En ese momento comenzó a llover y escuché un trueno que sonó como una explosión.

Alguien ingresó al establo y yo me escondí detrás de la puerta abierta del corral. Pensé que era mi padre, y sabía que se enojaría si me veía liberando al caballo, pero había ingresado otra persona. Se trataba de un hombre alto, con una túnica que no me permitió verle el rostro. El sujeto se acercó al corcel y lo acarició:

―Así que aquí te habías escondido, muchacho…

Miré por un agujero que tenía una de las maderas de la puerta, y vi cuando el hombre se echó la capucha de la túnica hacia atrás para que su montura lo pudiera ver. Estaba tan cerca de mí…, solo nos separaba la puerta de la casilla del corcel, y pude verlo con total claridad.

El misterioso individuo no tenía piel, su rostro era una calavera. Tenía el cráneo repleto de gusanos que entraban y salían por cada orificio. Enormes ciempiés recorrían su frente, devorando restos de putrefactos de cuero cabelludo. En un momento giró hacía donde yo estaba y se quedó inmóvil; juraría que nos vimos a los ojos, o mejor dicho, que sus cuencas vacías de profundidad insondable me miraron al ojo que asomaba por el agujero del tablón.

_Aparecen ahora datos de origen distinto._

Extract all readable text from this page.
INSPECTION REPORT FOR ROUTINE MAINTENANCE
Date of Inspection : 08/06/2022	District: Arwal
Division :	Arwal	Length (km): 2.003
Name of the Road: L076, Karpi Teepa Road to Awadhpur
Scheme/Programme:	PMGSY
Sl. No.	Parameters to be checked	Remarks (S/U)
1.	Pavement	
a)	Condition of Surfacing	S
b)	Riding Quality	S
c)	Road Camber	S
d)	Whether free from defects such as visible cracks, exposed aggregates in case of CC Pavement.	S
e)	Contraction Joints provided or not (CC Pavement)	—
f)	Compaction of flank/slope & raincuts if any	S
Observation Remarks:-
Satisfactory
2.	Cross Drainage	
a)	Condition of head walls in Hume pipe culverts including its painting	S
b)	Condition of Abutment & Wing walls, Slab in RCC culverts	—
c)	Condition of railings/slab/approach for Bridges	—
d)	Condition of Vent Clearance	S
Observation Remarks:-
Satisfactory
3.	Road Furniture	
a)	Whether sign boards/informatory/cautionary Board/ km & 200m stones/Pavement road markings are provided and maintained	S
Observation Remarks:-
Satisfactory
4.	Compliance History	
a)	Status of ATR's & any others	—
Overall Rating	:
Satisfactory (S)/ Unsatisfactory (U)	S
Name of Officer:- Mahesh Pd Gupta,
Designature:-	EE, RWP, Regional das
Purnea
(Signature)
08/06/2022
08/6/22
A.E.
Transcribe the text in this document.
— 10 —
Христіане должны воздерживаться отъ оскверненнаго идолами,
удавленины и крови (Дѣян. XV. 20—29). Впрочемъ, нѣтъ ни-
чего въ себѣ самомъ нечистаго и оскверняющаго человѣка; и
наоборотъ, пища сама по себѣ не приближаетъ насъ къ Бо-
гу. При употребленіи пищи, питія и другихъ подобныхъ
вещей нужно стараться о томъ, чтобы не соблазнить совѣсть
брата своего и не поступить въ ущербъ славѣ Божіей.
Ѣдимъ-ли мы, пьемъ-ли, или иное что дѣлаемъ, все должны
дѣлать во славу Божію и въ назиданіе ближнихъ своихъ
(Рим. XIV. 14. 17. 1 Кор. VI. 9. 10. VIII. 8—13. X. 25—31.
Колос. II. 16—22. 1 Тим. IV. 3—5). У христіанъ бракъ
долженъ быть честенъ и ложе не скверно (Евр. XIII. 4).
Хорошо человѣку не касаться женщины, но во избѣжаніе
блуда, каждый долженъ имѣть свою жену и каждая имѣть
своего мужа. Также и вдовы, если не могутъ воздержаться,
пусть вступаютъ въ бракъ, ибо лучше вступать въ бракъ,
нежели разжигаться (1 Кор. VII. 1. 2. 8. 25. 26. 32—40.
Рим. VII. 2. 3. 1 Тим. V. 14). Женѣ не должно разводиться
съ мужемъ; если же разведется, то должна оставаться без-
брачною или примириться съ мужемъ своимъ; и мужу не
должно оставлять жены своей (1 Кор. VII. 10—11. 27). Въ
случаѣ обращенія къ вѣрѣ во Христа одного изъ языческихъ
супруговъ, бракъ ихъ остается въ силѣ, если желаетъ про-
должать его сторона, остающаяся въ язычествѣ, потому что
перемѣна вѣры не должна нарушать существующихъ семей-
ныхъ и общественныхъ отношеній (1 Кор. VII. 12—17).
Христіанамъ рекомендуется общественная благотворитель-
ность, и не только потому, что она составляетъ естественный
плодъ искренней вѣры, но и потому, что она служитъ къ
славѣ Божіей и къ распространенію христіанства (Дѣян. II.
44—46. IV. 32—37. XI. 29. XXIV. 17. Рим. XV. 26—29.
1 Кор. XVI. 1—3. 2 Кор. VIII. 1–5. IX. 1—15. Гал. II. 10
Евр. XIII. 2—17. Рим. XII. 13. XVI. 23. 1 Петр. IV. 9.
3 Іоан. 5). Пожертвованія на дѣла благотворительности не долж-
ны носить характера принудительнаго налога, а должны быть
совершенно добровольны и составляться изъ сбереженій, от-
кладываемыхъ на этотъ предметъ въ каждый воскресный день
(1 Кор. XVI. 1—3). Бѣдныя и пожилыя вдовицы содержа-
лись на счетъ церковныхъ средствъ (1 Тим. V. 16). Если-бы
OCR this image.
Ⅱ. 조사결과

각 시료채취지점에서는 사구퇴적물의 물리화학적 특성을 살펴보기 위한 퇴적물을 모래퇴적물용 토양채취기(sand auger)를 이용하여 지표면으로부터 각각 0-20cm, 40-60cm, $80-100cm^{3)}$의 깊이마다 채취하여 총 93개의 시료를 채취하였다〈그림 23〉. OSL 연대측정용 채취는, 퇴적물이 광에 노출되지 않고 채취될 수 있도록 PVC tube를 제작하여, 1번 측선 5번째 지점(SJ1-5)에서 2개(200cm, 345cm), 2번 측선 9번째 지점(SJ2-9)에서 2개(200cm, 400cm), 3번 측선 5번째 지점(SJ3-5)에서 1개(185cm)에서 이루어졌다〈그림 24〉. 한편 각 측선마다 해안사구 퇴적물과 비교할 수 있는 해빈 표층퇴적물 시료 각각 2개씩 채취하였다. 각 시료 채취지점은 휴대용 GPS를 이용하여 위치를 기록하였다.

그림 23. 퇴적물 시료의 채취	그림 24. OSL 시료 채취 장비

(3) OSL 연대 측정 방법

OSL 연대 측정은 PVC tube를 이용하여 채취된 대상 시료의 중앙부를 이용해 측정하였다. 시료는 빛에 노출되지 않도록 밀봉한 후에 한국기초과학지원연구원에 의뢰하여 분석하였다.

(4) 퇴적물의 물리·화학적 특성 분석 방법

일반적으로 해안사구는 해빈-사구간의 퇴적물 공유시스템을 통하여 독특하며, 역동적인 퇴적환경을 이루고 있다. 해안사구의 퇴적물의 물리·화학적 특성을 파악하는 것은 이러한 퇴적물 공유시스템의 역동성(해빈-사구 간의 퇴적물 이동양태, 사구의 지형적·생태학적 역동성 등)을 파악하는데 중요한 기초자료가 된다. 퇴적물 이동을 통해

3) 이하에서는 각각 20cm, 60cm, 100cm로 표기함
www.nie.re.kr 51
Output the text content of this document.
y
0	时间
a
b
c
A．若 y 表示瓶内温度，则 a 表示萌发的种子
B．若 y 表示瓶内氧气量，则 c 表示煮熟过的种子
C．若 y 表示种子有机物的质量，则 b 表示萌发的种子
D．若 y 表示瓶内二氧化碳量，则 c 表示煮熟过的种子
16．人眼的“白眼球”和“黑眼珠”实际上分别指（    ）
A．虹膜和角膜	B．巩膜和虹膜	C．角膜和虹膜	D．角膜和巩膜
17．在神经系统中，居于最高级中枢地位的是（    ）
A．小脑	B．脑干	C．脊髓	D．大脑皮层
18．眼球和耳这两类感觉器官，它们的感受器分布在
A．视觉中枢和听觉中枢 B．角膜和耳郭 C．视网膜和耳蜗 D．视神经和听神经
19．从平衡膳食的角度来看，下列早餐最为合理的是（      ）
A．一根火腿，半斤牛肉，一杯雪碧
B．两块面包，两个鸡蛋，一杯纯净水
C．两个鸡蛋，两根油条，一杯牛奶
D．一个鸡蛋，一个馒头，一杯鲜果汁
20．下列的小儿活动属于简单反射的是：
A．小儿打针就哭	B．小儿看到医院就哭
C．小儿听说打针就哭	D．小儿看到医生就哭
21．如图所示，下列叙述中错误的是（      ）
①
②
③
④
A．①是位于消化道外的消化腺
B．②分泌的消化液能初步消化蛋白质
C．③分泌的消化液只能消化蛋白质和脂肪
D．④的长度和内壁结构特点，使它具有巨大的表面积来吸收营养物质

Yo temblaba de miedo, pero luego de unos segundos el extraño miró de nuevo al corcel, lo sujetó de la crin y subió de un salto:

―¡Vamos, muchacho! ―le dijo―. Nos están esperando.

Cuando salí del establo ambos habían desaparecido en la oscuridad de la noche.

A la mañana siguiente mi padre me preguntó en dónde estaba el corcel. No podía decirle lo que había ocurrido en verdad, pues no me habría creído. Le mentí; le dije que fui a verlo y al abrir la puerta escapó y no lo pude atrapar.

Mi padre cerró los puños encolerizado, pero no llegó a decir nada, pues en ese momento comenzó a llover, y escuchamos un trueno que sonó como una explosión.